The clean solution is to use standard Python entry points and avoid tf.app.run() in new code. For legacy maintenance, define main(argv) explicitly and call the compatibility API correctly.
Core Sections
1. Why the error happens
Common causes:
mainfunction not defined in current module.- import shadowing where
mainname refers to module object. - TF2 environment running TF1-era
tf.app.run()usage.
Here main is a module, not callable function.
2. Correct TF1-compatible structure
Explicit main=main avoids ambiguity.
3. TF2-native replacement pattern
In new TensorFlow projects, skip tf.app.run completely.
Use argparse for CLI parsing instead of TF app flags.
4. Avoid naming collisions in modules
Do not name your script tensorflow.py or main.py with conflicting imports that shadow expected names.
Clear module/function naming prevents attribute confusion.
5. Check TensorFlow version during migration
If codebase is TF1-style, either migrate fully or run within compatibility mode intentionally.
6. Add entry-point tests
Simple smoke tests catch refactor regressions in script startup behavior.
Common Pitfalls
- Using deprecated
tf.app.run()patterns in TensorFlow 2 projects. - Passing module objects where callable
mainfunction is expected. - Relying on implicit
maindiscovery without explicit argument. - Introducing naming collisions that shadow functions with modules.
- Migrating APIs partially and mixing incompatible TF1/TF2 startup idioms.
Summary
This module has no attribute main error is usually an entry-point wiring issue amplified by TF1-to-TF2 migration differences. Define an explicit callable main function, use tf.compat.v1.app.run(main=...) only when necessary, and prefer standard Python if __name__ == "__main__": main() in modern TensorFlow code. Clear naming and small startup tests make this class of error easy to prevent.
For teams maintaining attributeerror module object has no attribute main for tfapprun in long-lived codebases, reliability improves when implementation guidance is paired with a lightweight verification routine. A practical pattern is to define three test categories up front. First, happy-path tests that validate normal expected inputs. Second, boundary tests that include empty values, minimum and maximum limits, and malformed records from real logs. Third, operational tests that simulate production-like behavior under retries, parallel execution, and partial failure.

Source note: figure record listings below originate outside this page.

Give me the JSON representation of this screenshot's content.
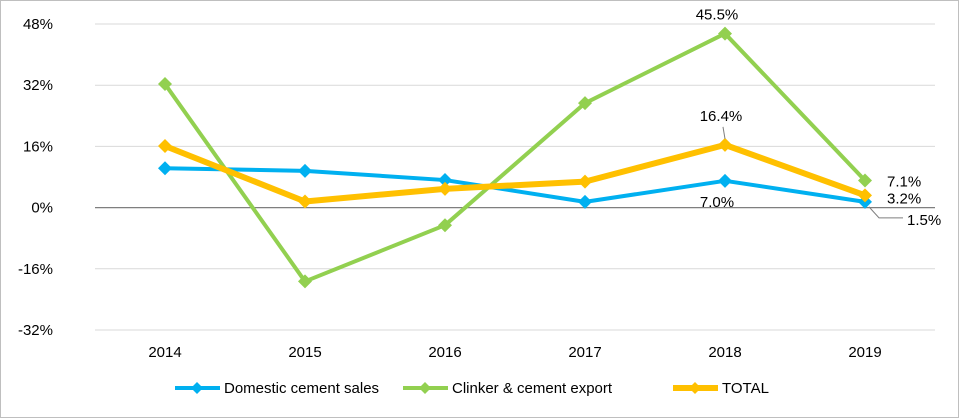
{
  "chart_data": {
    "type": "line",
    "categories": [
      "2014",
      "2015",
      "2016",
      "2017",
      "2018",
      "2019"
    ],
    "series": [
      {
        "name": "Domestic cement sales",
        "values": [
          10.3,
          9.6,
          7.2,
          1.5,
          7.0,
          1.5
        ],
        "color": "#00b0f0"
      },
      {
        "name": "Clinker & cement export",
        "values": [
          32.3,
          -19.3,
          -4.6,
          27.3,
          45.5,
          7.1
        ],
        "color": "#92d050"
      },
      {
        "name": "TOTAL",
        "values": [
          16.1,
          1.6,
          4.9,
          6.8,
          16.4,
          3.2
        ],
        "color": "#ffc000"
      }
    ],
    "y_ticks": [
      "48%",
      "32%",
      "16%",
      "0%",
      "-16%",
      "-32%"
    ],
    "y_tick_values": [
      48,
      32,
      16,
      0,
      -16,
      -32
    ],
    "ylim": [
      -32,
      48
    ],
    "grid": true,
    "legend_position": "bottom",
    "data_labels": [
      {
        "text": "45.5%",
        "series": 1,
        "point": 4
      },
      {
        "text": "16.4%",
        "series": 2,
        "point": 4
      },
      {
        "text": "7.0%",
        "series": 0,
        "point": 4
      },
      {
        "text": "7.1%",
        "series": 1,
        "point": 5
      },
      {
        "text": "3.2%",
        "series": 2,
        "point": 5
      },
      {
        "text": "1.5%",
        "series": 0,
        "point": 5
      }
    ]
  }
}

This combination catches both obvious logic defects and the subtle integration issues that usually appear after deployment.
It is also useful to encode assumptions close to the code rather than leaving them in scattered documentation. Add short comments where invariants matter, keep helper utilities centralized, and avoid repeating slightly different logic in multiple modules. In CI, run a small deterministic suite on every commit and a broader dataset suite on schedule. When incidents occur, convert the failing scenario into a permanent regression test before patching. Over time this creates a strong feedback loop where attributeerror module object has no attribute main for tfapprun behavior remains stable even as dependencies, framework versions, and team ownership change. The result is less firefighting and faster review cycles. During migrations, pinning dependency versions for startup scripts avoids accidental reintroduction of legacy-entry bugs.